April 5, 2002 | Page 2

FOR MONTHS, Abdul Hakeem Bukhari's family couldn't find him. A Saudi Arabian carpet trader, Bukhari disappeared after traveling to Pakistan in November to buy Afghan carpets.

Turns out that U.S. intelligence sources suspected him of terrorist sympathies. So in December he was arrested and shipped to Camp X-Ray, the U.S. prison camp in Guantánamo Bay, Cuba.

Bukhari's family finally received a letter from him in March. "At least now we know that he's still alive," his brother Abdul Rahman told the Arab News. But that's all they know about the conditions that Bukhari faces along with some 300 other detainees.

When journalists toured the facility in March, one prisoner tried desperately to attract their attention. "We've been on a hunger strike for 14 days, and nobody cares," he called out. "Can you tell the world about us?"
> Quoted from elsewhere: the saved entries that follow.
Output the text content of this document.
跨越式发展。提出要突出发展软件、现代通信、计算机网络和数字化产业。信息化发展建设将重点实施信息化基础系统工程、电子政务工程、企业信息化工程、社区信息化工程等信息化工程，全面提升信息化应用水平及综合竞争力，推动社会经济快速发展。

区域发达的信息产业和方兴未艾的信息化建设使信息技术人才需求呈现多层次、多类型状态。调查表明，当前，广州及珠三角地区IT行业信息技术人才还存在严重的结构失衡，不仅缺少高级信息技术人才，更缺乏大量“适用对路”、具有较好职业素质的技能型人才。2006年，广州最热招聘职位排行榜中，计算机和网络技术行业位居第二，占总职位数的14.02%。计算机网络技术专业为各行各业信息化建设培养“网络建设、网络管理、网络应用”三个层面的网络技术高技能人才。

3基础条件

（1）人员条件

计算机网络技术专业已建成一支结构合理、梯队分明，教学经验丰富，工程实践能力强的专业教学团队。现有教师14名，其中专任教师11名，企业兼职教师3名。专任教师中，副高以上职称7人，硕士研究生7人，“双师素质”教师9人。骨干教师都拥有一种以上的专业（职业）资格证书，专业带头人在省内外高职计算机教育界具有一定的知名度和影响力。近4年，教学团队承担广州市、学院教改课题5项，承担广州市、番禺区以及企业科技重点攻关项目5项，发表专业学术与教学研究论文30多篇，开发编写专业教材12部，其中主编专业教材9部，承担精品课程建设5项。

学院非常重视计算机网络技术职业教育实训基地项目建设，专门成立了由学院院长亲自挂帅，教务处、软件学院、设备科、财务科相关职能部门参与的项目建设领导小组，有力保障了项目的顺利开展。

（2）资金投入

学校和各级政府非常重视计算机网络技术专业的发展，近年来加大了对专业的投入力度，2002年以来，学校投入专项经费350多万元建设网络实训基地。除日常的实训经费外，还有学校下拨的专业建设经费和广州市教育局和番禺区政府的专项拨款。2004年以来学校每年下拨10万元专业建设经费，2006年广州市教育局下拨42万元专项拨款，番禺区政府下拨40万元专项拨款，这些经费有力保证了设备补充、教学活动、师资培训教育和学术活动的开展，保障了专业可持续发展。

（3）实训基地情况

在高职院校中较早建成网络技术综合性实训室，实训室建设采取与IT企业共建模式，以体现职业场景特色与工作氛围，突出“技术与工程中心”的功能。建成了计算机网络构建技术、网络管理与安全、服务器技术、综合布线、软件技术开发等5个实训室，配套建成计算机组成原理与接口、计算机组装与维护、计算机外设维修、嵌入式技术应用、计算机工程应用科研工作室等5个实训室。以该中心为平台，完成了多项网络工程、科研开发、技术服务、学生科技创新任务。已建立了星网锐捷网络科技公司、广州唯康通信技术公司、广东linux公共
But Brig. Gen. Michael Lehnert, the commander of the camp, claims that it was just an act. "What the detainees want is a reaction," he told reporters. "They would like to be able to demonstrate, 'Look what's happening to me! I'm being punished.'"

But just to be safe, Lehnert explained, the military might bar reporters from seeing detainees. "[We] may end up moving you back so that you can no longer provide the catalyst for them to do those things," he said.

Detainees began a hunger strike in March to protest the degrading conditions and their uncertain futures. U.S. officials even announced last month that it might decide to hold prisoners indefinitely, even if they're cleared by military tribunals. Now the Pentagon wants to move 250 more prisoners to the camp.

This is the sick reality for the prisoners of Bush's "war on terrorism."